On January 17, HHS released the Final Rule entitled: Modifications to the HIPAA Privacy, Security, Enforcement, and Breach Notification Rules under the Health Information Technology for Economic and Clinical Health Act and the Genetic Information Nondiscrimination Act; Other Modifications to the HIPAA Rules
It's 563 pages long and contains 7 themes:
Covered entities must ensure that they obtain satisfactory assurances required by the rules from their business associates, and business associates must do the same with regard to subcontractors, no matter how far 'down the chain' the information flow
Increases penalties to $1.5 million per year
Tightens limitations on the use of patient records for marketing
Prohibits the sale of patient information without a patient's consent.
Provides patients with a right to insist that a provider not share their patient-care records with their insurance company if that care is paid for by the patient out-of-pocket in full.
Requires entities with patient record breaches to assess the likelihood that the information could be accessed in determining whether they must notify individuals of the breach.

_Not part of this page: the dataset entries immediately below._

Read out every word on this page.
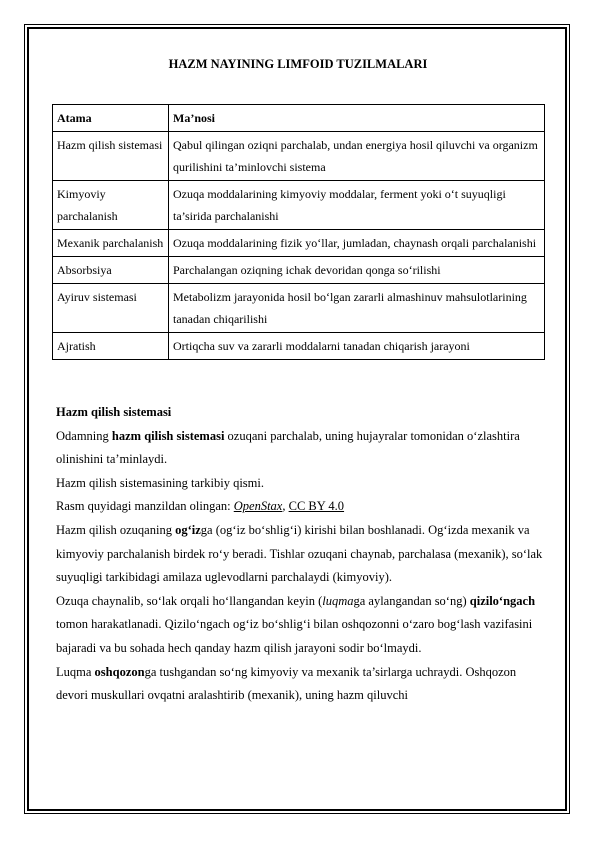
HAZM NAYINING LIMFOID TUZILMALARI
Atama	Ma’nosi
Hazm qilish sistemasi	Qabul qilingan oziqni parchalab, undan energiya hosil qiluvchi va organizm qurilishini ta’minlovchi sistema
Kimyoviy parchalanish	Ozuqa moddalarining kimyoviy moddalar, ferment yoki o‘t suyuqligi ta’sirida parchalanishi
Mexanik parchalanish	Ozuqa moddalarining fizik yo‘llar, jumladan, chaynash orqali parchalanishi
Absorbsiya	Parchalangan oziqning ichak devoridan qonga so‘rilishi
Ayiruv sistemasi	Metabolizm jarayonida hosil bo‘lgan zararli almashinuv mahsulotlarining tanadan chiqarilishi
Ajratish	Ortiqcha suv va zararli moddalarni tanadan chiqarish jarayoni

Hazm qilish sistemasi

Odamning hazm qilish sistemasi ozuqani parchalab, uning hujayralar tomonidan o‘zlashtira olinishini ta’minlaydi.

Hazm qilish sistemasining tarkibiy qismi.

Rasm quyidagi manzildan olingan: OpenStax, CC BY 4.0

Hazm qilish ozuqaning og‘izga (og‘iz bo‘shlig‘i) kirishi bilan boshlanadi. Og‘izda mexanik va kimyoviy parchalanish birdek ro‘y beradi. Tishlar ozuqani chaynab, parchalasa (mexanik), so‘lak suyuqligi tarkibidagi amilaza uglevodlarni parchalaydi (kimyoviy).

Ozuqa chaynalib, so‘lak orqali ho‘llangandan keyin (luqmaga aylangandan so‘ng) qizilo‘ngach tomon harakatlanadi. Qizilo‘ngach og‘iz bo‘shlig‘i bilan oshqozonni o‘zaro bog‘lash vazifasini bajaradi va bu sohada hech qanday hazm qilish jarayoni sodir bo‘lmaydi.

Luqma oshqozonga tushgandan so‘ng kimyoviy va mexanik ta’sirlarga uchraydi. Oshqozon devori muskullari ovqatni aralashtirib (mexanik), uning hazm qiluvchi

Adds patient-safety organizations, health information exchange organizations and e-prescribing gateways to a specific list of HIPAA business associates liable under the rule. It also includes as business associates certain vendors of personal health records, those that provide a PHR to patients “on behalf of a covered entity,” but excludes other PHR providers, such as those working on behalf of consumers.
Much of the final rule is a restatement of requirements in ARRA/HITECH and GINA. Generally the recommendations are very reasonable. One challenging aspect of the final rule is the provision that provides patients with a right to insist that a provider not share their patient-care records with their insurance company if that care is paid for by the patient out-of-pocket in full. At present this will be technically challenging to implement. For example, if a patient pays for their outpatient treatment in cash and an e-prescription is generated, how do we flag the prescription to ensure it does not flow into a Pharmacy Benefit Management database? If an inpatient hospitalization is paid in cash, how do we prevent a nurse case manager working for a payer from seeing any data related to that care episode? Such data segmentation needs metadata around each data element so that data flows can be selectively restricted. A great goal but definitely a work in process for which no products nor standards exist.
In the workplan for FY13 that I presented at the January HIT Standards Committee meeting, I highlighted the need for our workgroups to study standards supporting data segmentation for privacy, so hopefully we'll close this gap in the next year and have products in the marketplace which support such controls by 2014.
I know that many groups are hard at work analyzing the new rule, so I look forward to their wisdom. The rule's 563 pages are rich with detail.
On SELF-PAY. The challenges in hiding data *derived* from "self pay" are indeed challenging. The difficulties shown may be best understood as instances of more general problems: Provenance and Derivation. The solutions should be general, contributing to a variety of capabilities.
Obligations based on provenance require mechanisms to describe provenance, to attach the description, and to write predicates that reference the provenance. Provenance (e.g., self pay for privacy, institution covered by 42CFR restrictions) is just another kind of metadata that can be referenced in making decisions. Like most metadata, the provenance should be sticky as data is forwarded, so that when reforwarding occurs, policies applicable to that metadata tag will be applied. (That is, control over reforwarding is best handled by data properties, rather than including policy with the forwarded item).
As you point out, derived products introduce other complications. Technically, it seems desirable to treat derived data as additional objects, that need to be tagged with appropriate provenance. But now the mechanism for attaching tags sometimes needs to be granular, for example for individual items in a medication list, not just for whole documents. Such an attachment capability is easy in principle, but not easy with legacy software.
A tricky aspect is whether to let creators of a derived product decide if it retains the confidentiality level of the original. An encounter description reveals a great deal, while a count of number of encounters (also a derived product) reveals little, and there are many points along the spectrum.
For both issues, while the law may require such support only in specific cases today, we want eventually to support whatever is most appropriate for each patient. Rather than repeatedly extend special data structures like D4SP, generality will require general languages that support taxonomies and relationships, such as OWL.